Relatives and residents carry the coffin of a victim from Bacha Khan university after a day an attack by militants in Charsadda on January 21.

Reports that at least two members of staff took up arms against attackers on January 20 at Pakistan's Bacha Khan University have led many in the profession to ask the tough question of whether or not teachers should be armed.

As further details began to emerge of the assault, in which four Islamist militants killed more than 20 people at the university in Pakistan's troubled northwest, many hailed the teachers who resisted the attackers as heroes. Others questioned whether teachers in the country should carry guns, as many do, saying it goes against the profession's ideals.

Hiding on a balcony with 15 of his students as the attackers approached, university director Mohammad Shakil asked Pakistani police below to throw him a gun.

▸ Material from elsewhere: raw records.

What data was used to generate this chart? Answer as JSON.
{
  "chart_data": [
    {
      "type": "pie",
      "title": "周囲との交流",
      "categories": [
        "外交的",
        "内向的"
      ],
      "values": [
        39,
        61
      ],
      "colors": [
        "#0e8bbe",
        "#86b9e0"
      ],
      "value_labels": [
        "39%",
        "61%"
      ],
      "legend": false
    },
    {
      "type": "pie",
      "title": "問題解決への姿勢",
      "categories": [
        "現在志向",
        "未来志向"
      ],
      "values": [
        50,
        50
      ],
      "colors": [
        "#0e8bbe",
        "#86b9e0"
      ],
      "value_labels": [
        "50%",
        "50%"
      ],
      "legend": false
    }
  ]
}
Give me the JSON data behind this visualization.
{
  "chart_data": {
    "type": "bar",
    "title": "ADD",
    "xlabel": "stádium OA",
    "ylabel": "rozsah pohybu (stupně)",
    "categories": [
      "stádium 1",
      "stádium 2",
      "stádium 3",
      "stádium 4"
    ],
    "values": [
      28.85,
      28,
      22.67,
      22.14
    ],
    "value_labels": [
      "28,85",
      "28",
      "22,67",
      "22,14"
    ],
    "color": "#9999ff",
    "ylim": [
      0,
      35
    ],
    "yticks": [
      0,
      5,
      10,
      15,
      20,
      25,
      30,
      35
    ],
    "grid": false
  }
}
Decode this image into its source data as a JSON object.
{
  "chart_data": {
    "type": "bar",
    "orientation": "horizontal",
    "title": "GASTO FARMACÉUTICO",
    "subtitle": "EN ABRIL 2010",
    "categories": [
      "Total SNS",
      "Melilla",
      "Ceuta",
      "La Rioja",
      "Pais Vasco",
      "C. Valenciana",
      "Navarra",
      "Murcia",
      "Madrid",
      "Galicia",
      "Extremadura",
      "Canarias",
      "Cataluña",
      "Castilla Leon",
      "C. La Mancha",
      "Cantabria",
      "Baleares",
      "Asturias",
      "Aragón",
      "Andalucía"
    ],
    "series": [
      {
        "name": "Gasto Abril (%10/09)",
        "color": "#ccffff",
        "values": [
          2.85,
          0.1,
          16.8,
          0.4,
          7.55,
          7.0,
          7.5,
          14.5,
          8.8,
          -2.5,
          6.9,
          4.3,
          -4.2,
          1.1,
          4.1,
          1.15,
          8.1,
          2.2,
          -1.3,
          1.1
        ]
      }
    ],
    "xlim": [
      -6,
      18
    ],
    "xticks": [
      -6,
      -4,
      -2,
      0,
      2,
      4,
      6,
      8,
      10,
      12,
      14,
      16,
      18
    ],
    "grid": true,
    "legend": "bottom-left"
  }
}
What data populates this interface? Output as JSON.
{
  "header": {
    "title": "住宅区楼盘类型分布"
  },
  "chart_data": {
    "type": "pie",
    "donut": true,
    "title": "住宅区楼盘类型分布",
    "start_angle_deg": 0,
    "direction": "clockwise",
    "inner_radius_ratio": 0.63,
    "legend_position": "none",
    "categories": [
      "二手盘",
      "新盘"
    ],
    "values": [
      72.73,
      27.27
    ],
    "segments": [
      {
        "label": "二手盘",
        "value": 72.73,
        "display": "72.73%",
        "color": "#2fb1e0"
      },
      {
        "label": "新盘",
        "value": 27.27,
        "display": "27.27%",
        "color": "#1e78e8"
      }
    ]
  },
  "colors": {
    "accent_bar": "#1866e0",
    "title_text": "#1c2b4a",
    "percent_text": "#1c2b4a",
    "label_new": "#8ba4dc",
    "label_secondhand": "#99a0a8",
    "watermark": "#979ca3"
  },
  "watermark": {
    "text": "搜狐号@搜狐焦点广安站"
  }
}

"I was worried about the students, and then one of the militants came after us," Shakil told Reuters. "After repeated requests, the police threw me a pistol and I fired some shots at the terrorists."

Chemistry professor Hamid Hussain also fired at the militants, allowing some of his students to escape, surviving pupils told local media. Hussain was shot and later died from his wounds.

Many commenters have credited the actions of Hussain and Shakil with helping to prevent the gunmen, armed with assault rifles and hand grenades, from killing more people at Bacha Khan University located in the rural district of Charsadda.

The university had around 50 guards who, according to witness reports, fought the militants for around an hour before police and army reinforcements reached them.

The attack recalled the 2014 massacre of 134 pupils at an army-run school some 19 miles away in Peshawar, after which teachers in Khyber Pakhtunkhwa province, where Peshawar is the capital, were offered weapons training. But some are wary of encouraging teachers to take up arms.

Gun ownership is common in Pakistan, especially in the semi-autonomous tribal belt near the Afghan border where the threat of militant violence runs high.

Jamil Chitrali, president of the Khyber Pakhtunkhwa University Teaching Staff Association, told Reuters it was increasingly common for teachers to carry weapons.

"Arms are against the norms of my profession," he said. "I'm teaching principles and morality in the class. How can I carry a gun?"

The four gunmen involved in Wednesday's attack have all since been killed, according to officials. The provincial government declared Thursday a day of mourning, as grieving families buried their dead and survivors recalled their ordeal.

It is not yet known who was behind the attacks. A senior commander of the Pakistan Taliban, Umar Mansoor, claimed responsibility on Wednesday, but an official spokesman for the group later denied involvement and said the attack was "un-Islamic".

The army said on Thursday that the attack was coordinated from inside Afghanistan, according to its investigations.

An army spokesman said Pakistan's army chief General Raheel Sharif has asked for help from the Afghan President, and the U.S. commander of international forces in Afghanistan, in locating those it holds responsible.